Esferas da existência

Os Diapsalmata dos Papéis de A (1.ª Parte de Ou/Ou Um fragmento de Vida), edição de Victor Eremita, do filósofo Kierkegard, foram editados pela Assírio & Alvim em Abril de 2011. Trata-se de uma tradução direta do dinamarquês levada a cabo por Bárbara Silva, M. Jorge de Carvalho, Nuno Ferro e Sara Carvalhais, também autores das 30 páginas de notas, seguidas de um posfácio de 48 páginas, de M. Jorge de Carvalho e Nuno Ferro. Considerando que os fragmentos ocupam 33 breves páginas, adivinha-se a complexidade da tarefa.

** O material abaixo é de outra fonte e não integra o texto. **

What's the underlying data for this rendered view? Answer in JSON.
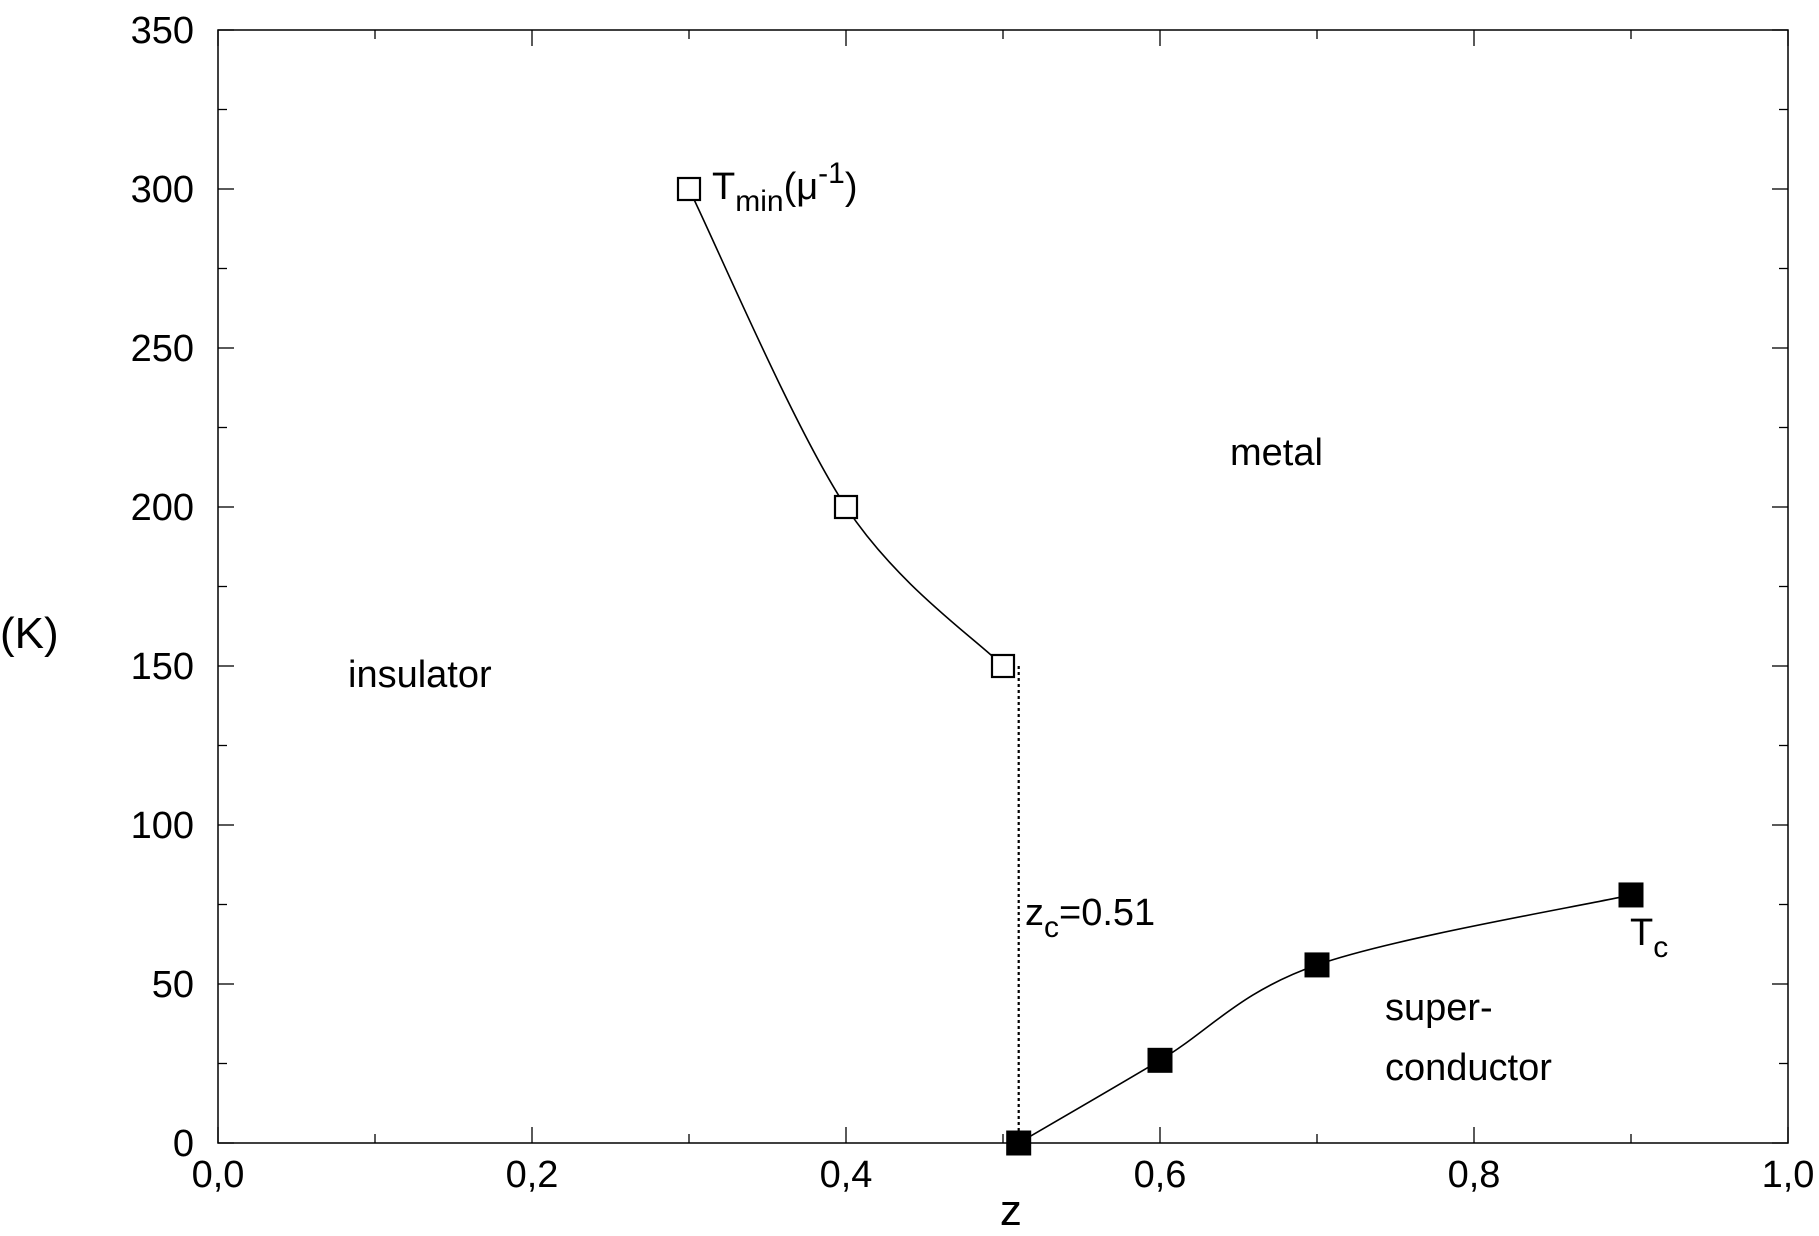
{
  "chart_data": {
    "type": "scatter",
    "xlabel": "z",
    "ylabel": "(K)",
    "xlim": [
      0,
      1
    ],
    "ylim": [
      0,
      350
    ],
    "x_ticks": [
      0,
      0.2,
      0.4,
      0.6,
      0.8,
      1.0
    ],
    "x_tick_labels": [
      "0,0",
      "0,2",
      "0,4",
      "0,6",
      "0,8",
      "1,0"
    ],
    "y_ticks": [
      0,
      50,
      100,
      150,
      200,
      250,
      300,
      350
    ],
    "y_tick_labels": [
      "0",
      "50",
      "100",
      "150",
      "200",
      "250",
      "300",
      "350"
    ],
    "grid": false,
    "series": [
      {
        "name": "T_min(μ^-1)",
        "marker": "open-square",
        "x": [
          0.3,
          0.4,
          0.5
        ],
        "y": [
          300,
          200,
          150
        ]
      },
      {
        "name": "T_c",
        "marker": "filled-square",
        "x": [
          0.51,
          0.6,
          0.7,
          0.9
        ],
        "y": [
          0,
          26,
          56,
          78
        ]
      }
    ],
    "critical_line": {
      "x": 0.51,
      "y_from": 0,
      "y_to": 150,
      "style": "dotted"
    },
    "annotations": {
      "tmin": {
        "base": "T",
        "sub": "min",
        "rest": "(μ",
        "sup": "-1",
        "close": ")"
      },
      "tc": {
        "base": "T",
        "sub": "c"
      },
      "zc": {
        "base": "z",
        "sub": "c",
        "rest": "=0.51"
      },
      "insulator": "insulator",
      "metal": "metal",
      "super_line1": "super-",
      "super_line2": "conductor"
    },
    "colors": {
      "axes": "#000000",
      "background": "#ffffff"
    }
  }
}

A indicação, em subtítulo, da extensa obra de onde são amputados estes refrães – Ou/Ou, publicada em 1843 –, e do seu autor, A, e editor, Victor Eremita, introduzem o leitor na prolífica ficção autoral do filósofo. Os fragmentos que constituem os Diapsalmata são o primeiro capítulo da obra de extensão wagneriana, após o prefácio do editor. Prolongando o pacto ficcional, Victor Eremita esclarece ter encontrado os papéis em lugar escondido, cabendo-lhe apenas a subsequente tarefa de os ordenar. Neste teatro de personagens em que o autor empírico deliberadamente se oculta, os ensaios/aforismos editados representam um ponto de vista de um eu melancólico e  parcialmente autobiográfico, dado que parte deles provém de escritos pessoais ou cartas de Kierkegaard.

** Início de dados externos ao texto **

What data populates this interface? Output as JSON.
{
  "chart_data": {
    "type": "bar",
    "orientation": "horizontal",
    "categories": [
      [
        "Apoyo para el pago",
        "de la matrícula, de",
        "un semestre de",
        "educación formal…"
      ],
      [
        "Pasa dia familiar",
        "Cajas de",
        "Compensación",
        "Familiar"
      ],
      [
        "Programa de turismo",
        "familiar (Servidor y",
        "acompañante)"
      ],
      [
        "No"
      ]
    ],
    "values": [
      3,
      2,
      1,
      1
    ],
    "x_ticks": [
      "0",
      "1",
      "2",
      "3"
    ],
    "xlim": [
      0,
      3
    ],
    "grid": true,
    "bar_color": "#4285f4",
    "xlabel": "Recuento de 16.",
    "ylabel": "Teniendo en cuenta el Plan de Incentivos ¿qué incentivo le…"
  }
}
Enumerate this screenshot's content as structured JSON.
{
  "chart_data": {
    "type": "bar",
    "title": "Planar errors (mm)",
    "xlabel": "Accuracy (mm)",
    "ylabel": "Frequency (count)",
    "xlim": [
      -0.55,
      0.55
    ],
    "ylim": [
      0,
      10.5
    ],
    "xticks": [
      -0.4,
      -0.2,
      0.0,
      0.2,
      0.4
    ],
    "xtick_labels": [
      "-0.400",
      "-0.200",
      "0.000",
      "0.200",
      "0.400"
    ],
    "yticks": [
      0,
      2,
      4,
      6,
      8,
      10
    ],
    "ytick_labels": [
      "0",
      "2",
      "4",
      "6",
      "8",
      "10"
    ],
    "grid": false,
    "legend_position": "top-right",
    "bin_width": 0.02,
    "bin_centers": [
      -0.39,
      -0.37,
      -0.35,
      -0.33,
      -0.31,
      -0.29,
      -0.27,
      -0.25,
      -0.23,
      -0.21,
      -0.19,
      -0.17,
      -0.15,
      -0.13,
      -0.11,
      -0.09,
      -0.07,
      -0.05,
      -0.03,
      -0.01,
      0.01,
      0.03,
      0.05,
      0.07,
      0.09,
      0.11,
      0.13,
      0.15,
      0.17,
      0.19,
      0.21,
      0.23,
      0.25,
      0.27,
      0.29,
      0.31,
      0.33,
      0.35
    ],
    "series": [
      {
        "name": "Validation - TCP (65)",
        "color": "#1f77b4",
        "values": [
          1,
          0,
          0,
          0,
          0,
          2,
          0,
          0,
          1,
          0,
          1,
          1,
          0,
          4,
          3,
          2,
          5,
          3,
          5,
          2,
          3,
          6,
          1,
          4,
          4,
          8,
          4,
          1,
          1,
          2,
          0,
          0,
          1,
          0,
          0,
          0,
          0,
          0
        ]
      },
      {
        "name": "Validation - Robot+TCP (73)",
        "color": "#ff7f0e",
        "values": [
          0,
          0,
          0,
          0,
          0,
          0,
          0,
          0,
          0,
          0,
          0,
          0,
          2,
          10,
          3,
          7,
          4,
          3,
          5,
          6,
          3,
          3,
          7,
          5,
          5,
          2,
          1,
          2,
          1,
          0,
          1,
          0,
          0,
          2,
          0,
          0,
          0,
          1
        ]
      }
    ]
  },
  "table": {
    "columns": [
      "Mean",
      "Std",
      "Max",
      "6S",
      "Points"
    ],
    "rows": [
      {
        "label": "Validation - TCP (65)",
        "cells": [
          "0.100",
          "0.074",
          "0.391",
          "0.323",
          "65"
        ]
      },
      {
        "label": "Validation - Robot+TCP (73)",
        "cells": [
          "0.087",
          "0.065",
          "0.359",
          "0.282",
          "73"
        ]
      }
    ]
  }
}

A apologia da disjunção evidente em alguns fragmentos, aponta para uma recusa de fixação, para um estilo que os posfaciadores designaram desultório no sentido de saltitante e, por consequência, inconstante. Ilustra-o “Ou-Ou. Uma palestra extática”, inspirada em Diógenes Laércio (um dos dois fragmentos com direito a título):

Casa-te – vais-te arrepender disso; não te cases – também te vais arrepender disso. Cases-te ou não te cases, vais-te arrepender das duas coisas; ou te casas, ou não te casas, arrependes-te das duas coisas. Ri das loucuras do mundo – vais-te arrepender disso; chora sobre elas – também te vais arrepender disso. Rias tu das loucuras do mundo ou chores por elas, vai-te arrepender das duas coisas; ou ris das loucuras do mundo, ou choras por elas, arrependes-te das duas coisas. Confia numa rapariga – vais-te arrepender disso; não confies nela – também te vais arrepender disso. Confies tu numa rapariga ou não confies nela, vais-te arrepender das duas coisas; ou confias numa rapariga, ou não confias nela, vais-te arrepender das duas coisas. Enforca-te – vais-te arrepender disso; não te enforques – também te vais arrepender disso. Enforques-te tu ou não te enforques, vais-te arrepender das duas coisas; ou te enforcas, ou não te enforcas, vais-te arrepender das duas coisas. Esta é, meus senhores, a quinta-essência de toda a sabedoria da vida.”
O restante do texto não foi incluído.